And choosing the higher taxation route won't involve only the relatively few fat cats among us. The "middle class" will be paying much more as well unless we finally get serious about government spending reductions and are willing to control spending on entitlements such as Social Security, Medicare and so forth.
To put it bluntly, something's gotta give. It's either substantially less government spending, higher taxes on all of us minions or a combination of both. That's the future we must pick for ourselves and succeeding generations.
And which path we choose will have a tremendous influence on the the future well being of ALL Americans, rich and poor, young and old. And the middle class and middle aged among us as well. Everybody.
That's because of one straightforward fact of life --- the economic growth upon which prosperous societies depend relies on private sector investment, and the high taxes necessary to support a welfare state deprive the private sector of those investment funds needed to fuel that economic growth.
We only ever have available to spend and invest 100% of what we produce as a nation. That portion which is taken by the government reduces the amount left to the private sector to invest in our economy and create jobs and prosperity for our citizens. It's that simple.
And for a free lesson in government spending and its impact on economic growth and jobs over a long period of time, the post World War II European model provides us with a great example of what happens to societies who choose the welfare state.

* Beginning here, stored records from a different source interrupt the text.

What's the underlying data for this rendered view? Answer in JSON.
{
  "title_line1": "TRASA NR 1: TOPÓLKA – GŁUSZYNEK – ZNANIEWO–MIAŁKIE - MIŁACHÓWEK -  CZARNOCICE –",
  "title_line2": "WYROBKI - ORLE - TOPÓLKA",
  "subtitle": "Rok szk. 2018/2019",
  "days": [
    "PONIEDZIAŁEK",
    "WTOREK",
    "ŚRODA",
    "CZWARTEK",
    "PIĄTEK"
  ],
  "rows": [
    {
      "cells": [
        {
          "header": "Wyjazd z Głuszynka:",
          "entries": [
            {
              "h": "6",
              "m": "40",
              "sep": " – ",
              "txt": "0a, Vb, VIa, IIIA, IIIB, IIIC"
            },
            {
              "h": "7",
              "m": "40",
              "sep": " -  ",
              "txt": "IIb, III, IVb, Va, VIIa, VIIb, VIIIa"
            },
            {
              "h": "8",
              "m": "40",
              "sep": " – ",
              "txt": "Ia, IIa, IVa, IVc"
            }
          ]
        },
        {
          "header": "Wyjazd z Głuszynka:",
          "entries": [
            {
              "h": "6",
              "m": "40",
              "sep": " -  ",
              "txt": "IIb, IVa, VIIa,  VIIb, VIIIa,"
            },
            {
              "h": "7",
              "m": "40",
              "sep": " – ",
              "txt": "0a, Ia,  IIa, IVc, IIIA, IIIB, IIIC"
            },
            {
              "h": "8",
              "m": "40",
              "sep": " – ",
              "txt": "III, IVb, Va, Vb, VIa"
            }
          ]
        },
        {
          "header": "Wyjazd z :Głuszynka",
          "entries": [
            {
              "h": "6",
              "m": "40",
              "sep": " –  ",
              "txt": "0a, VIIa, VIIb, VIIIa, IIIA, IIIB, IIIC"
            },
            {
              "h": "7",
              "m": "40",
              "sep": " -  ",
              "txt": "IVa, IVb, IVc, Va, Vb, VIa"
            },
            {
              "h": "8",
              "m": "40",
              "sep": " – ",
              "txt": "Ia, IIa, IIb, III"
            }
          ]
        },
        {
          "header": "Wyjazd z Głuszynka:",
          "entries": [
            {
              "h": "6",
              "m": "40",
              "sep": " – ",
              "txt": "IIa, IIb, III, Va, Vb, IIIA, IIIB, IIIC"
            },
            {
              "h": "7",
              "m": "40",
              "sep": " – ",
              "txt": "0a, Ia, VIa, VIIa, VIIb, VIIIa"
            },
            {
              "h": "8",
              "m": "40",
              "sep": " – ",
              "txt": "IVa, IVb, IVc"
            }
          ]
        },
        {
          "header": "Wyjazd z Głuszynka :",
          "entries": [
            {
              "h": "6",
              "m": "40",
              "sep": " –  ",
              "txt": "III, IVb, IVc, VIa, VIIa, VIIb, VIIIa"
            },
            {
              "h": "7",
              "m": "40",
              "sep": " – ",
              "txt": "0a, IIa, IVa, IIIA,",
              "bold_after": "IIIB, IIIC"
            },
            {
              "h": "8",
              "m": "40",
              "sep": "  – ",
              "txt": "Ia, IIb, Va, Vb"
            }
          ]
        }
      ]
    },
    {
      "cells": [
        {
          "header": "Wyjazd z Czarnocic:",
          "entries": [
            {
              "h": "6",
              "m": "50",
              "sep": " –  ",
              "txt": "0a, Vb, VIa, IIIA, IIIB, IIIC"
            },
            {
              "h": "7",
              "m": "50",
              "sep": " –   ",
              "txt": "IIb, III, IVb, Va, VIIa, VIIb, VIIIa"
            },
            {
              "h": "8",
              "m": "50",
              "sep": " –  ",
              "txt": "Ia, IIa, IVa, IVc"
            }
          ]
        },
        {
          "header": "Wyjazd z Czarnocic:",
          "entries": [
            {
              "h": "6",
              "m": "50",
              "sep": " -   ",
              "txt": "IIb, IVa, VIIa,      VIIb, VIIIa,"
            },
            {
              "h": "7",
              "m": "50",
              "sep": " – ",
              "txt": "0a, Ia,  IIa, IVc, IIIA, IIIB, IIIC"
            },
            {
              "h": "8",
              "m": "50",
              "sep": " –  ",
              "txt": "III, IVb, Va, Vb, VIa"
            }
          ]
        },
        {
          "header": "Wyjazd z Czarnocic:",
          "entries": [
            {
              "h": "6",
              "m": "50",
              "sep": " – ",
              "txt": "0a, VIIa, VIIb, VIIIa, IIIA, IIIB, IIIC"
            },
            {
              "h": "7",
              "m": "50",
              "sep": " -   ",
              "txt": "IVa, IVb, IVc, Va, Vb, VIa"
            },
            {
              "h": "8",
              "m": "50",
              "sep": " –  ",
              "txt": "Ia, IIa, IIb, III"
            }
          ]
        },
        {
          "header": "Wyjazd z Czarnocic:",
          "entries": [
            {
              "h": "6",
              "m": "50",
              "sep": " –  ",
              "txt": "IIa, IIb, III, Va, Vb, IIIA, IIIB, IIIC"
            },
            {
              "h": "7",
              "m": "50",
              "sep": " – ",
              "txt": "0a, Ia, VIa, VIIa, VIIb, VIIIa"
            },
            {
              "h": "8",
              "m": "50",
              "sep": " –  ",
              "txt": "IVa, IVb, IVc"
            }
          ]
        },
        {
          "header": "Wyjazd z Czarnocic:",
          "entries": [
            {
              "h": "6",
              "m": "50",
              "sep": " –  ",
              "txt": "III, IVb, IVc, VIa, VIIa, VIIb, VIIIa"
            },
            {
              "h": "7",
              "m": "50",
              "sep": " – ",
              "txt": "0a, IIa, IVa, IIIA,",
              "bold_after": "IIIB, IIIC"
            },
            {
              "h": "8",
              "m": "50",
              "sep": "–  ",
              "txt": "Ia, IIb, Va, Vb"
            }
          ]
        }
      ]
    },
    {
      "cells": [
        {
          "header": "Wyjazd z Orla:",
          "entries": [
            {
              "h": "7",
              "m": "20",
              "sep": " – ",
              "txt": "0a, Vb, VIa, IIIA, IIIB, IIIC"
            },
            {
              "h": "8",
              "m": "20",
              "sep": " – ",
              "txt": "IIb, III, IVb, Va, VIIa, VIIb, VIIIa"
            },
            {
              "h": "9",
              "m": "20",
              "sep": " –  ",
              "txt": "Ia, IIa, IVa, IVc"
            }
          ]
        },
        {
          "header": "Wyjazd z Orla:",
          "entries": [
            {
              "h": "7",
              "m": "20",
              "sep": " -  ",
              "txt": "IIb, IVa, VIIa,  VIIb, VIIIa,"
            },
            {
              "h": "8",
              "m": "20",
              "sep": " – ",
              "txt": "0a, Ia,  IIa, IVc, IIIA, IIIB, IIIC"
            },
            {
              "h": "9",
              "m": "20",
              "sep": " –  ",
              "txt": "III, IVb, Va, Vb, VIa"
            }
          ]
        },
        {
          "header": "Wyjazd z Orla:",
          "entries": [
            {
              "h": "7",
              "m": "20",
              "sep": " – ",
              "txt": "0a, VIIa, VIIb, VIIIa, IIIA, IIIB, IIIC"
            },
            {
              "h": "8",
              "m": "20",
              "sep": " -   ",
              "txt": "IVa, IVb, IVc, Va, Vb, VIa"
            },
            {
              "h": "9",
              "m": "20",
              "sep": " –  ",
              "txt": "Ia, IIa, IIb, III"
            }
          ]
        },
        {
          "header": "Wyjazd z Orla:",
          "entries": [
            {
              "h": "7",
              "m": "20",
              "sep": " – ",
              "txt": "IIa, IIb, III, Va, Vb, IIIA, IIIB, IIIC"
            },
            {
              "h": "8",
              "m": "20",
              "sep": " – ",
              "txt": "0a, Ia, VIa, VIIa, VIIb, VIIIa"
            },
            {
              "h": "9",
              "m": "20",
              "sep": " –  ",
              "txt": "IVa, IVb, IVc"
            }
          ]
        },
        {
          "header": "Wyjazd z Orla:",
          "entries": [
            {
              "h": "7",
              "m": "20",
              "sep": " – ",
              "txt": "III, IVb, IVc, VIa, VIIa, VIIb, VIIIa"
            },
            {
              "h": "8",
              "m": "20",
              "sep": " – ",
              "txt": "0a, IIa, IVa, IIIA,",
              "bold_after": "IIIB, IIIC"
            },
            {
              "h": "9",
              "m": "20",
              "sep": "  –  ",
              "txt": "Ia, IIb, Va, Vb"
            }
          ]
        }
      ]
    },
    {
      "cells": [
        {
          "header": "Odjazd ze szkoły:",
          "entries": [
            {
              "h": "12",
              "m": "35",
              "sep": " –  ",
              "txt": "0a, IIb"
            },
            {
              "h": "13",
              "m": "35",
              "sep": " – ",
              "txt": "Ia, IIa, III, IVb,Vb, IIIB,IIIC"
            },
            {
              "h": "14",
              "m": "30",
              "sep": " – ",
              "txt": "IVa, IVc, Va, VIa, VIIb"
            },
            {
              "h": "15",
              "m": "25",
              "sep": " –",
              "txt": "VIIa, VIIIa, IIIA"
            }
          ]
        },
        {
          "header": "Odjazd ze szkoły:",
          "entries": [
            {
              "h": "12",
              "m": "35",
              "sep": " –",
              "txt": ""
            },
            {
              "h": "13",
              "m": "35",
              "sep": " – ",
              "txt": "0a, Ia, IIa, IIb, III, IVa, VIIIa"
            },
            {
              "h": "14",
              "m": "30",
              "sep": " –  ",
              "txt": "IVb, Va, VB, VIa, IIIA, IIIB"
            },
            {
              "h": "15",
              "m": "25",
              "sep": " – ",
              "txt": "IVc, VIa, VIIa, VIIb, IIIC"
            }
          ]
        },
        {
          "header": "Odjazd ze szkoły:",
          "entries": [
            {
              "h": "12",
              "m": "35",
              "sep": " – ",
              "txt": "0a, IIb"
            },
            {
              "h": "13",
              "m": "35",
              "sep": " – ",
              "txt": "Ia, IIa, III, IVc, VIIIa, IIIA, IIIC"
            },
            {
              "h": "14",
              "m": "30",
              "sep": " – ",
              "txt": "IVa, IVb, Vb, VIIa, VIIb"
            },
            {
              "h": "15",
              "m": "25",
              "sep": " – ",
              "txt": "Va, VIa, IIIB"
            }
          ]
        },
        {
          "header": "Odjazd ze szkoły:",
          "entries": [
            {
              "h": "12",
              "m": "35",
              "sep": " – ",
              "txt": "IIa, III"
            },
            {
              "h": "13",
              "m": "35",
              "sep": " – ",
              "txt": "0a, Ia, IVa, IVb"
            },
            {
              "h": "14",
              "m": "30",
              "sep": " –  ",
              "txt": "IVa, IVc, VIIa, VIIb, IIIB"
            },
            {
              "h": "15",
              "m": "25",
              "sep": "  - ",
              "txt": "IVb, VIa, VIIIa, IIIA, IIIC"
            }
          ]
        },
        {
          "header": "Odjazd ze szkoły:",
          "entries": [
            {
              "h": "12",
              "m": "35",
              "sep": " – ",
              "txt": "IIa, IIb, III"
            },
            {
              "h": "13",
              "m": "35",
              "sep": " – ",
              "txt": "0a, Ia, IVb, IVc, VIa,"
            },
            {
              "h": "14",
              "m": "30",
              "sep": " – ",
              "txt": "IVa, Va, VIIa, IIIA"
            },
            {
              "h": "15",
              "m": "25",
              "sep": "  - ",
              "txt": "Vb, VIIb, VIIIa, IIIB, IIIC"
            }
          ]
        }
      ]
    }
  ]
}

As for America, my bet is that soon enough of our "public servants" will be convinced that the big spending welfare state approach of free lunches for one and all must end and that the big spending government knows best high taxation way of life isn't a sustainable way. But the desired outcome is by no means a certainty, and meanwhile the clock is ticking and the debt bomb is closer to going off.
Let's turn to Europe for that lesson now.
Europe's Bankrupt Welfare State has much to say to all Americans:
"The euro survived 2012 intact, and once again Europe's leaders are declaring victory in the fight to preserve the single currency. In a speech in Portugal Monday, European Commission President Jose Manuel Barroso said the existential threat to the euro was a thing of the past. If only. . . .
But the euro-zone unemployment numbers out this week are a reminder that the euro crisis is not so much over as quiescent. Joblessness in the single-currency bloc hit a record 11.8%. Youth unemployment stands at 24.4% and is above 50% in Spain and Greece.
Some observers will blame the joblessness and lack of growth in the euro zone on the austerity supposedly being imposed on the Continent by Berlin. But the real story is more ominous.
Europe's vaunted social model has struggled to generate growth or jobs for decades. Prior to the creation of the euro, national governments masked this problem with a combination of deficit spending and devaluation. The borrowed money would help pay for generous welfare benefits for those driven out of work by inflexible labor-market rules and economic stagnation. . . .
Germany was a notable exception, pushing through painful reforms of its tax system, labor markets and welfare benefits in the euro's early years, and it is now vilified for its trouble, even as it outperforms its neighbors and helps keep the euro zone afloat.
The discovery of Greece's serial budget deceptions also helped close off Southern Europe's other main release valve—permanent deficit spending. It is commonplace to say that Europe can't afford to keep borrowing and spending the way it's done in recent years, but it's closer to the truth to say it could never afford it. What's changed is that the biggest spenders have run out of palliatives.
And this is Europe's present and continuing danger. Budgets are being cut in places like Greece, and there are halting, reluctant signs of reform around the edges of the welfare state. But there remains no clear consensus, at least outside Germany, that the European way of welfare itself is bankrupt, that it never worked as well as its defenders pretended, and what we're witnessing is the coming due of all the checks kited over decades to keep it afloat.
The euro zone may be enjoying a respite. But the economic evidence shows how little has been fixed. Mr. Draghi's (European Central Bank President) blank check addressed the symptom, but not the cause, of the euro zone's economic woes. And unless those are addressed—with more flexible labor markets, a smaller state and lower taxes—the crisis will be back in the form of social unrest, political populism and a generation of young Europeans who don't know what it is to be able to find a good job."
The truth is the truth. More government spending equals less private sector investment.
And less private sector investment equals less economic growth for a society.
And less economic growth equals a stagnant economy, fewer jobs and less prosperity for the citizens of that society.
For prosperous nations, welfare states are unsustainable. But then again, out-of-control and continuous deficit spending by government is unsustainable as well.
The bills are finally coming due, and We the People will have to pay them.
There's no other way out of this.
But while digging our way out, we should at least take the time to learn the many valuable but painful lessons available from the experience of Europe.
By so doing, we can right the American ship and save the America we know and love for future Americans.
That's my take, my wish, and my view, too.